Raven Crowking said:
Since I am currently involved in rewriting the D&D rules to include everything I like from various editions, I am curious about what others like about various editions and why?
I came into the hobby just as AD&D 2e was released, so AD&D 2e and 3e are the only D&D versions I really have experience with. I've read the older rules, but not played them.
AD&D 2e - speedy char chen; strong archetypes; fast combat; the dual & multi-classing rules (being 2-3 levels behind everyone else always seemed fair, and a better deal than "15th level Cleric abilities, or 1st level in Fighter, which costs the same thing" - it works OK-ish for melee types, but screws casters); frequency, No. of, and ecology of monsters sections of in the MM (great baseline for world generation);
Best part about AD&D 2e; Hand Down: all those funky rules were a hurdle to learn, but once you did, they were fast to run, and that left more time for "the fun stuff." I had the PHB and DMG memorized by the time I was out in 8th grade (I didn't even need the index - I knew page numbers, if I wanted to double-check to be sure), and could run my group through 3-4 sessions worth of "3e game" in an afternoon. Speed and easy-on-the-DM setup is critical.
3e - d20 mechanic (very easy to adjudicate); saves based on what you resist things with (makes it much easier to adjudicate Saves vs. new things); the weapon chart (makes it easy to judge new weapons); Feats (good for personalization, but you
have to keep the list short & archetypey sweet - too many Feats causes buyer's remorse in players, slows down char gen, and is a huge burden on the DM's mental resources); +LA races (but this could be replicated with XP penalty races if you used AD&D 2e mutli-classing, which would be better anyway, since most +LA assumes a melee class, and is just an albatross around any spellcasters' neck).
Best Part about 3e; Hands Down: Unified, consistent rules for Combat, Saves and Weapon qualities. This makes it so much easier to both adjudicate "stuff no one's tried before" and to introduce new players to the game. When it makes sense, use a unified mechanic (but only when it make sense - don't shoehorn stuff that doesn't fit; and don't unify magic - then it's not magic).
Both versions: spells (instead of a "spell system"); fun races; fun classes; Misc/Wondrous magical items;
Other systems:
Armor = DR or converts Lethal to Subdual (Iron Heroes, Grim Tales)
Combat options to cause conditions (Frighten, Stun, Daze, etc.) instead of the static "lethal or subdual HP dmg"
Iron Heroes' simplified Attacks-of-Opportunity (any standard action not a melee attack - what 3e should have been)

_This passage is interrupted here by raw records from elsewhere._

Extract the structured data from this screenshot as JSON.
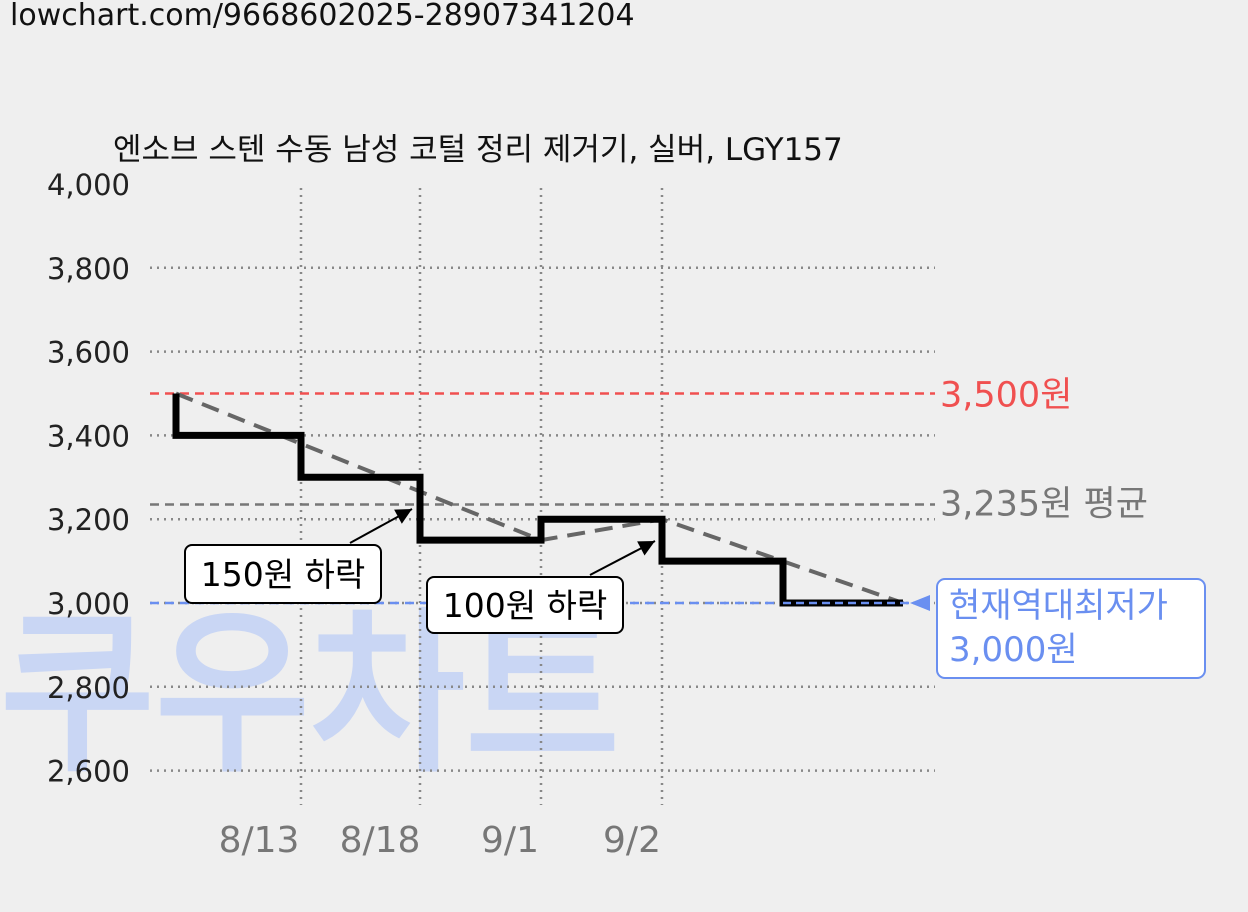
{
  "url_text": "lowchart.com/9668602025-28907341204",
  "watermark": "쿠우차트",
  "chart_data": {
    "type": "line",
    "title": "엔소브 스텐 수동 남성 코털 정리 제거기, 실버, LGY157",
    "x_ticks": [
      "8/13",
      "8/18",
      "9/1",
      "9/2"
    ],
    "y_ticks": [
      "4,000",
      "3,800",
      "3,600",
      "3,400",
      "3,200",
      "3,000",
      "2,800",
      "2,600"
    ],
    "y_tick_values": [
      4000,
      3800,
      3600,
      3400,
      3200,
      3000,
      2800,
      2600
    ],
    "ylim": [
      2600,
      4000
    ],
    "series": [
      {
        "values": [
          3500,
          3400,
          3300,
          3150,
          3200,
          3100,
          3000,
          3000
        ],
        "color": "#000000",
        "style": "step"
      }
    ],
    "max_line": {
      "value": 3500,
      "label": "3,500원",
      "color": "#f05050"
    },
    "avg_line": {
      "value": 3235,
      "label": "3,235원 평균",
      "color": "#777777"
    },
    "min_line": {
      "value": 3000,
      "label_lines": [
        "현재역대최저가",
        "3,000원"
      ],
      "color": "#6a8ff0"
    },
    "annotations": [
      {
        "text": "150원 하락"
      },
      {
        "text": "100원 하락"
      }
    ],
    "grid": true
  },
  "colors": {
    "background": "#efefef",
    "grid": "#888888",
    "trend": "#666666",
    "watermark": "#c9d6f4"
  }
}
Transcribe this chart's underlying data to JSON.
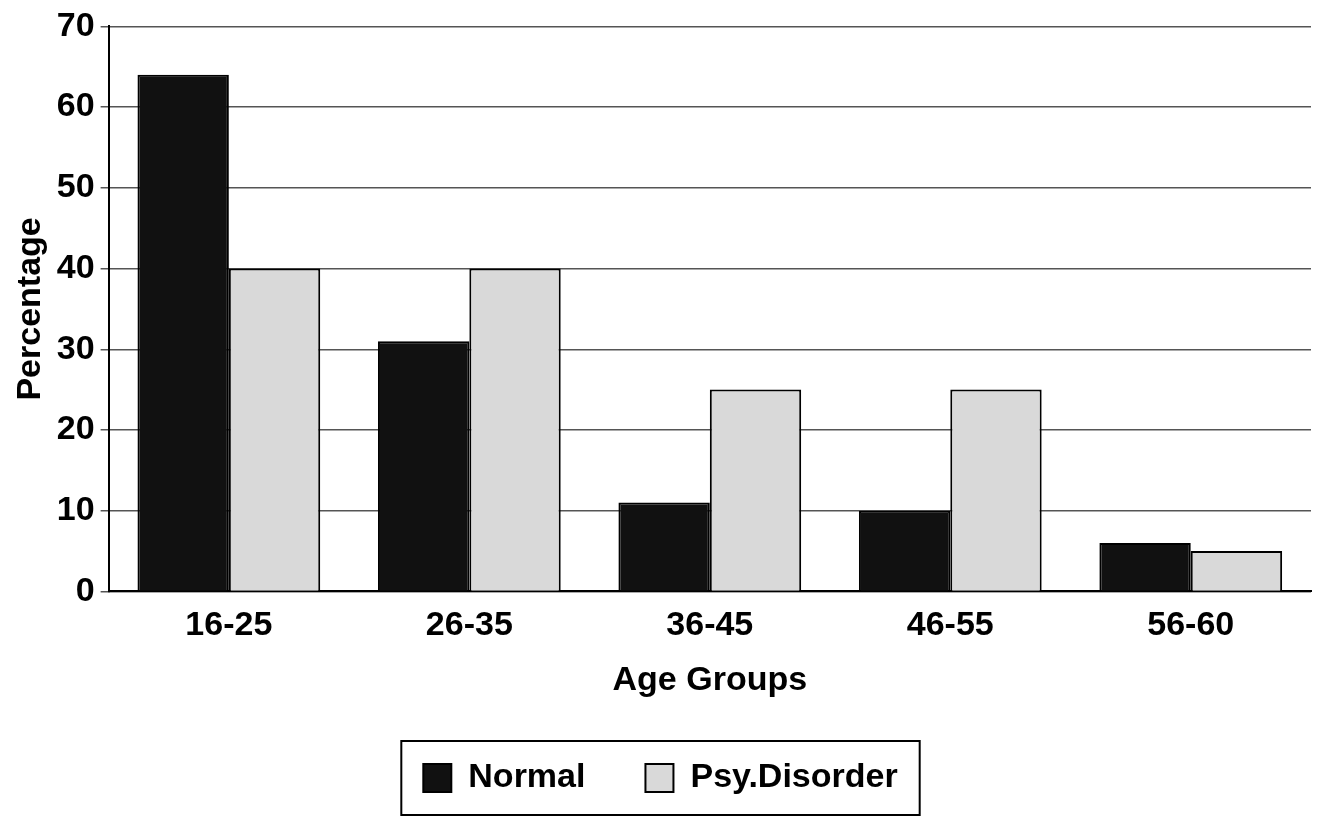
{
  "chart_data": {
    "type": "bar",
    "xlabel": "Age Groups",
    "ylabel": "Percentage",
    "categories": [
      "16-25",
      "26-35",
      "36-45",
      "46-55",
      "56-60"
    ],
    "series": [
      {
        "name": "Normal",
        "color": "#111111",
        "values": [
          64,
          31,
          11,
          10,
          6
        ]
      },
      {
        "name": "Psy.Disorder",
        "color": "#d9d9d9",
        "values": [
          40,
          40,
          25,
          25,
          5
        ]
      }
    ],
    "ylim": [
      0,
      70
    ],
    "yticks": [
      0,
      10,
      20,
      30,
      40,
      50,
      60,
      70
    ],
    "grid": "y",
    "legend": "bottom"
  }
}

Iron Heroes' stunts & skill challenges (not every cool maneuver needs to be a Feat)
Iron Heroes' non-reliance on external sources of plusses. You get to have all the funky magical items (like flying carpets and bottle of endless water) and can always grant unique weapons (like x2 damage vs. dragons), but you don't need "generic +3 magic weapon" or "yet-another-cloak of resistance +4" to be balanced vs. CR-appropriate monsters or spellcasters, and you're just as dangerous with a loin cloth and a rusty blade as a D&D character of the same level, fully equipped. I love that.)
C&C's unified "Do stuff that's not combat" mechanic (they use Prime stats, but you could also "group" former Skills into "athleticism", "agility", "sneak", "perceive", "traps, tools & locks", "influence" etc. and have a unified class-derived advancement, just like BAB and Saves). I think Skill Points were a huge improvement over Non-Weapon Proficiencies, but a step in the wrong direction nonetheless.